Jennifer Garner paused work on a movie over the weekend to help the rural eastern Kentucky communities devastated by recent flash floods.

The actress, who is a trustee with a charity organization called Save the Children, joined Today correspondent Cynthia McFadden for a tour of an elementary school in Perry County that was declared a "total loss."

Cameras rolled as Garner waded through several inches of mud and water inside Robinson Elementary School, where about eight feet of water filled the halls for three days.

"I have to get my eyes on that library," Garner said as McFadden noted that Save the Children helped fund the school's library. "My little elementary school library totally shaped my life. I wanted to be a school librarian, I wanted to work in a library space just like this."

The 13 Going on 30 star praised the residents of the area, describing those she'd met as "strong" with "incredible intelligence," work ethic, and nobility.

"They just wanted to tell us over and over again how the community had come together to help them, how they hadn't had to hire help, how people had come to muck out their houses," Garner said. "They were inundated with family and friends."

Torrential rains pummeled eastern Kentucky in late July, resulting in catastrophic flooding in Hazard, Jackson, Garrett, Salyersville, Booneville, Whitesburg, and Perry County. Bridges and roadways crumbled, rendering entire communities unreachable. At least 37 deaths have been reported and hundreds remain unaccounted for.

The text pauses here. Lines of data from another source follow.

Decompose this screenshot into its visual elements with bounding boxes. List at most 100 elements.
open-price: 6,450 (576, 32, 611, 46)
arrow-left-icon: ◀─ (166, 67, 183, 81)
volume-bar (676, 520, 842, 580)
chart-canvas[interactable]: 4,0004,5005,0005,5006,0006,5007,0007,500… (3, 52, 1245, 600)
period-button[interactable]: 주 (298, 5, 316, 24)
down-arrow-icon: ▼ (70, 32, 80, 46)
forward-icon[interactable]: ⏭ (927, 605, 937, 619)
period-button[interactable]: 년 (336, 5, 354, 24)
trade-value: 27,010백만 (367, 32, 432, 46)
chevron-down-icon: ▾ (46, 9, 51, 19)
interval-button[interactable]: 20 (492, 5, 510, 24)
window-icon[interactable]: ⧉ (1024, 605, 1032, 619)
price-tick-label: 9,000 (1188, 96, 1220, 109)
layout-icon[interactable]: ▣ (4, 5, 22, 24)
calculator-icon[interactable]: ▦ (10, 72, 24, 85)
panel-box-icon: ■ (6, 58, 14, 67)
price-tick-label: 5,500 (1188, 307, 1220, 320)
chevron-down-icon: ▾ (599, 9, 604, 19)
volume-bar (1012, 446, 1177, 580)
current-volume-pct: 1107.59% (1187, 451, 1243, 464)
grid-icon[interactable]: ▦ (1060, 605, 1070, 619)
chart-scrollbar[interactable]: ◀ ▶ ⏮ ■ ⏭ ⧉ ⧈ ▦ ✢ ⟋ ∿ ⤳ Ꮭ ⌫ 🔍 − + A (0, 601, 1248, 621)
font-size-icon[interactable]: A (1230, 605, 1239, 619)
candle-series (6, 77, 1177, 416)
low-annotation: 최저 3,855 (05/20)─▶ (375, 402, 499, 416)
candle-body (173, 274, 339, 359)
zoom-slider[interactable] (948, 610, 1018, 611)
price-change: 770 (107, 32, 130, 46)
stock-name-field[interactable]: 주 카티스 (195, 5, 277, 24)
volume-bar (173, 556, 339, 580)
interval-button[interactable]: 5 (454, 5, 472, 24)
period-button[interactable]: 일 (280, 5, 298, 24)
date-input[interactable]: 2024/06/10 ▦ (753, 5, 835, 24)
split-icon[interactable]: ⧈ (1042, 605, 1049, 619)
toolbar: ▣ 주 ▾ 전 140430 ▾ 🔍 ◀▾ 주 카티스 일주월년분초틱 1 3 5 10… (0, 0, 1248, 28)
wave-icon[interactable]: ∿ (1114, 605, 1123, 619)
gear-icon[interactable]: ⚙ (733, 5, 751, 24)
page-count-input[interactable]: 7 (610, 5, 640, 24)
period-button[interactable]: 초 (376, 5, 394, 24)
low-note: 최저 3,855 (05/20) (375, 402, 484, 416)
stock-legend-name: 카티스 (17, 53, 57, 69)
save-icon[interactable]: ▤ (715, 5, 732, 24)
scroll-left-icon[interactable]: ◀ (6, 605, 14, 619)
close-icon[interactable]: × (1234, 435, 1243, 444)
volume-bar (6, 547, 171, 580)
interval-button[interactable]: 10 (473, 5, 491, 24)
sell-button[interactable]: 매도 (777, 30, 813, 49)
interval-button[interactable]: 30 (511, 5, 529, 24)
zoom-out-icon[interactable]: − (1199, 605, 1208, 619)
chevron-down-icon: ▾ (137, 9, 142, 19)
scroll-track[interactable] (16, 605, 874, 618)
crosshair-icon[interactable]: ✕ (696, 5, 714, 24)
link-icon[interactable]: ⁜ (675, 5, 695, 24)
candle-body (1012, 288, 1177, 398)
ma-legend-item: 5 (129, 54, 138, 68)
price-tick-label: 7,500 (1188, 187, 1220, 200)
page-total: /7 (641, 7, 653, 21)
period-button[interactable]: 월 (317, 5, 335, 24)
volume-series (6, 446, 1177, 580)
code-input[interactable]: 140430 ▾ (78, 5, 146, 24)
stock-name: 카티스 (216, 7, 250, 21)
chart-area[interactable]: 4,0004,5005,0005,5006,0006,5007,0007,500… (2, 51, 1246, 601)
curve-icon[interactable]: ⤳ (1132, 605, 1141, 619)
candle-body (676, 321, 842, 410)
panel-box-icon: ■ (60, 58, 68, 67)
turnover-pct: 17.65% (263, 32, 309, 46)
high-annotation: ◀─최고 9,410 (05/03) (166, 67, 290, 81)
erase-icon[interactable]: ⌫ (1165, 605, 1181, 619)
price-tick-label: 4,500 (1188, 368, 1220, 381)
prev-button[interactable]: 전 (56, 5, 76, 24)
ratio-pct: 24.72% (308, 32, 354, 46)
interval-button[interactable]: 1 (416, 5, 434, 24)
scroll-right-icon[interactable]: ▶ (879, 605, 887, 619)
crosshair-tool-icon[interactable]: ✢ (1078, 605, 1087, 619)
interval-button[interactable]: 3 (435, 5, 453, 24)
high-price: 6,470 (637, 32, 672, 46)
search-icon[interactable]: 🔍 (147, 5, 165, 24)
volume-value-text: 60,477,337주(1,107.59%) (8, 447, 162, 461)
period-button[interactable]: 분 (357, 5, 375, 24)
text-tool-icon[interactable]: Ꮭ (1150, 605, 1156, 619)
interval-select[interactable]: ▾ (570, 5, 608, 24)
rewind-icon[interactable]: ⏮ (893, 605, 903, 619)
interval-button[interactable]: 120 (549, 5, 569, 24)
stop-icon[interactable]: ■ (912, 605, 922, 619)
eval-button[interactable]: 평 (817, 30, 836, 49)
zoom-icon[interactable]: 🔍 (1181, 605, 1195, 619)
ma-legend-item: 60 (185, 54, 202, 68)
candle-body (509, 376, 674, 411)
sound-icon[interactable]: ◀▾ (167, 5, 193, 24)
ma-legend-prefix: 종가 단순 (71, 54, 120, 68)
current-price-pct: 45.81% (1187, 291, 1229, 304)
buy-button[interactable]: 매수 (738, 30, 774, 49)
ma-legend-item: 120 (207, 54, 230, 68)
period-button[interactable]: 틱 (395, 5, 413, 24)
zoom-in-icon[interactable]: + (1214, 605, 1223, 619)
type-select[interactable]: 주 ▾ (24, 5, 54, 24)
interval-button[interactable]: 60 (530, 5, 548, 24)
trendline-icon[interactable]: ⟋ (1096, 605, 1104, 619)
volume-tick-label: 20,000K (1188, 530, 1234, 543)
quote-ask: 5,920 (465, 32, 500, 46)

Garner stressed that the people of eastern Kentucky still need help.

"They need basic necessities," she told McFadden. "They need water, they need somewhere to live, they need schools to be up and running. These kids need to go to school."

Jeremy Soulliere, a spokesperson for Save the Children, told Louisville Courier Journal that the organization is working to "meet children, families, schools, and communities' most immediate and long-term needs."

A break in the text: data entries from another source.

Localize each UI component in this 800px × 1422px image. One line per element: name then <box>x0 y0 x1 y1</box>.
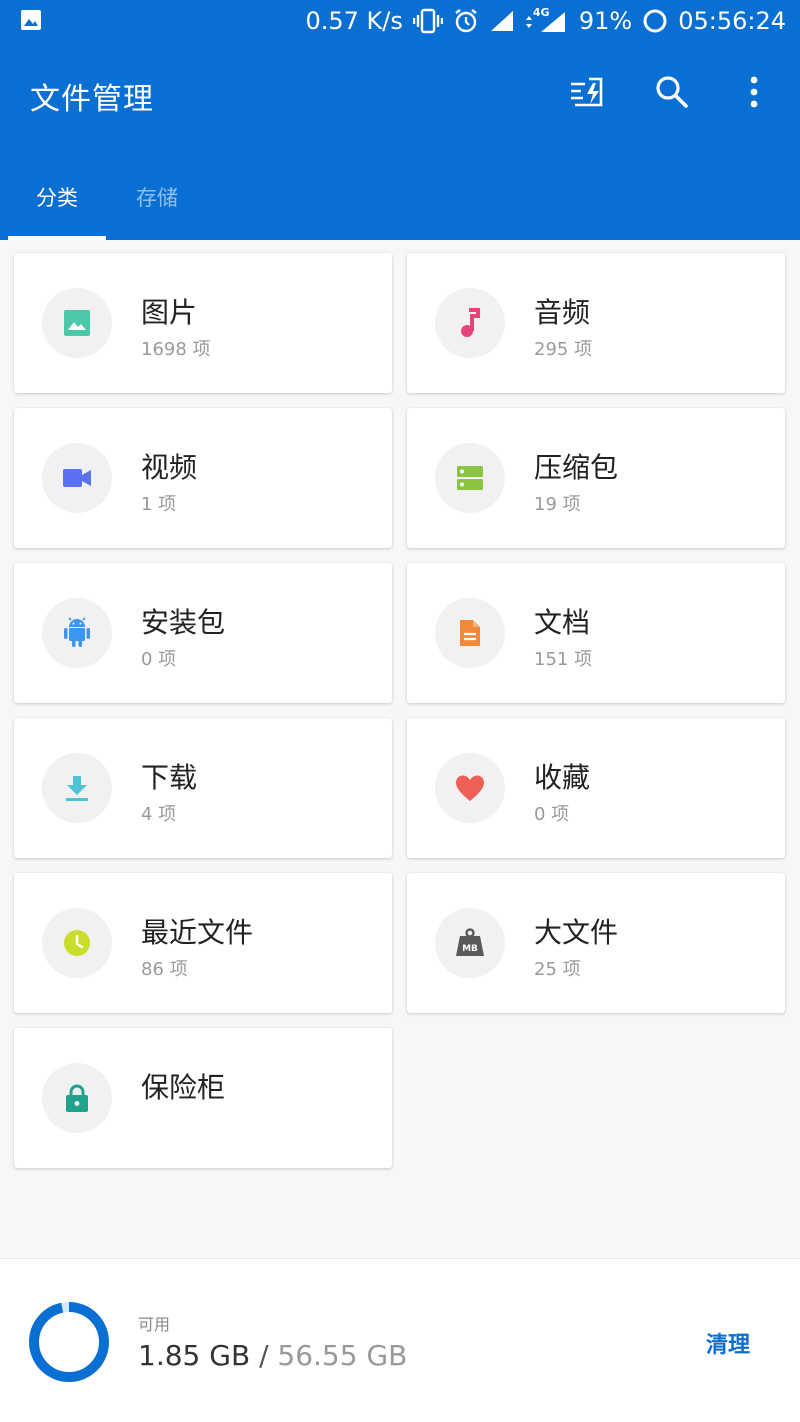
svg-text:MB: MB <box>462 944 478 954</box>
category-count: 0 项 <box>534 804 570 825</box>
icon-circle <box>42 598 112 668</box>
archive-icon <box>457 466 483 490</box>
category-count: 151 项 <box>534 649 593 670</box>
gallery-notification-icon <box>21 10 41 30</box>
icon-circle <box>435 598 505 668</box>
app-bar: 文件管理 分类 存储 <box>0 42 800 240</box>
battery-level: 91% <box>578 7 633 35</box>
category-card-audio[interactable]: 音频 295 项 <box>407 253 785 393</box>
category-count: 86 项 <box>141 959 188 980</box>
separator: / <box>259 1339 269 1372</box>
status-bar: 0.57 K/s 4G 91% 05:56:24 <box>0 0 800 42</box>
mb-weight-icon: MB <box>456 928 484 956</box>
category-card-recent[interactable]: 最近文件 86 项 <box>14 873 392 1013</box>
category-card-downloads[interactable]: 下载 4 项 <box>14 718 392 858</box>
clock-time: 05:56:24 <box>678 7 786 35</box>
icon-circle <box>42 1063 112 1133</box>
available-value: 1.85 GB / 56.55 GB <box>138 1339 407 1372</box>
video-camera-icon <box>63 469 91 487</box>
network-speed: 0.57 K/s <box>305 7 403 35</box>
category-card-archives[interactable]: 压缩包 19 项 <box>407 408 785 548</box>
available-label: 可用 <box>138 1315 171 1334</box>
storage-summary[interactable]: 可用 1.85 GB / 56.55 GB 清理 <box>0 1258 800 1422</box>
search-icon <box>656 76 688 108</box>
more-vertical-icon <box>750 76 758 108</box>
category-count: 0 项 <box>141 649 177 670</box>
category-name: 压缩包 <box>534 451 619 484</box>
heart-icon <box>456 775 484 801</box>
category-name: 音频 <box>534 296 591 329</box>
search-button[interactable] <box>652 72 692 112</box>
tab-category[interactable]: 分类 <box>8 178 106 218</box>
total-amount: 56.55 GB <box>277 1339 408 1372</box>
more-options-button[interactable] <box>734 72 774 112</box>
alarm-icon <box>455 9 477 33</box>
tab-storage[interactable]: 存储 <box>108 178 206 218</box>
image-icon <box>64 310 90 336</box>
music-note-icon <box>461 308 480 337</box>
category-count: 4 项 <box>141 804 177 825</box>
category-card-favorites[interactable]: 收藏 0 项 <box>407 718 785 858</box>
category-card-apks[interactable]: 安装包 0 项 <box>14 563 392 703</box>
tab-bar: 分类 存储 <box>0 170 800 240</box>
category-count: 25 项 <box>534 959 581 980</box>
flash-clean-icon <box>571 77 603 107</box>
available-amount: 1.85 GB <box>138 1339 251 1372</box>
category-count: 295 项 <box>534 339 593 360</box>
category-card-large-files[interactable]: MB 大文件 25 项 <box>407 873 785 1013</box>
category-name: 收藏 <box>534 761 591 794</box>
clean-button[interactable]: 清理 <box>706 1327 750 1359</box>
page-title: 文件管理 <box>30 82 154 117</box>
battery-ring-icon <box>643 9 667 33</box>
category-name: 保险柜 <box>141 1071 226 1104</box>
document-icon <box>460 620 480 646</box>
category-name: 下载 <box>141 761 198 794</box>
category-card-safe[interactable]: 保险柜 <box>14 1028 392 1168</box>
category-name: 安装包 <box>141 606 226 639</box>
storage-usage-ring <box>29 1302 109 1382</box>
category-name: 视频 <box>141 451 198 484</box>
icon-circle <box>435 443 505 513</box>
category-count: 1 项 <box>141 494 177 515</box>
icon-circle <box>42 753 112 823</box>
category-name: 图片 <box>141 296 198 329</box>
icon-circle <box>435 753 505 823</box>
icon-circle <box>42 443 112 513</box>
signal-icon <box>490 11 513 31</box>
category-name: 大文件 <box>534 916 619 949</box>
category-card-documents[interactable]: 文档 151 项 <box>407 563 785 703</box>
category-count: 19 项 <box>534 494 581 515</box>
lock-icon <box>66 1084 88 1112</box>
icon-circle <box>435 288 505 358</box>
category-card-video[interactable]: 视频 1 项 <box>14 408 392 548</box>
quick-clean-button[interactable] <box>568 72 608 112</box>
signal-4g-icon: 4G <box>525 6 569 36</box>
android-icon <box>64 617 90 647</box>
category-name: 最近文件 <box>141 916 254 949</box>
icon-circle <box>42 908 112 978</box>
category-card-images[interactable]: 图片 1698 项 <box>14 253 392 393</box>
category-count: 1698 项 <box>141 339 211 360</box>
clock-icon <box>64 930 90 956</box>
vibrate-icon <box>412 8 443 34</box>
icon-circle <box>42 288 112 358</box>
tab-indicator <box>8 236 106 240</box>
download-icon <box>66 776 88 801</box>
category-name: 文档 <box>534 606 591 639</box>
icon-circle: MB <box>435 908 505 978</box>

"Save the Children staff are distributing essential items—including water, hygiene kits, diapers, wipes, cribs, and cleaning supplies for schools—and helping deliver critical meals to affected families living in the hardest to reach places following the flooding," the group said in a release. "The global humanitarian organization is also providing art activity kits, games and toys to kids in area shelters—so they can have a moment to be kids again during this difficult time—and identifying kids' short- and long-term needs as this emergency persists."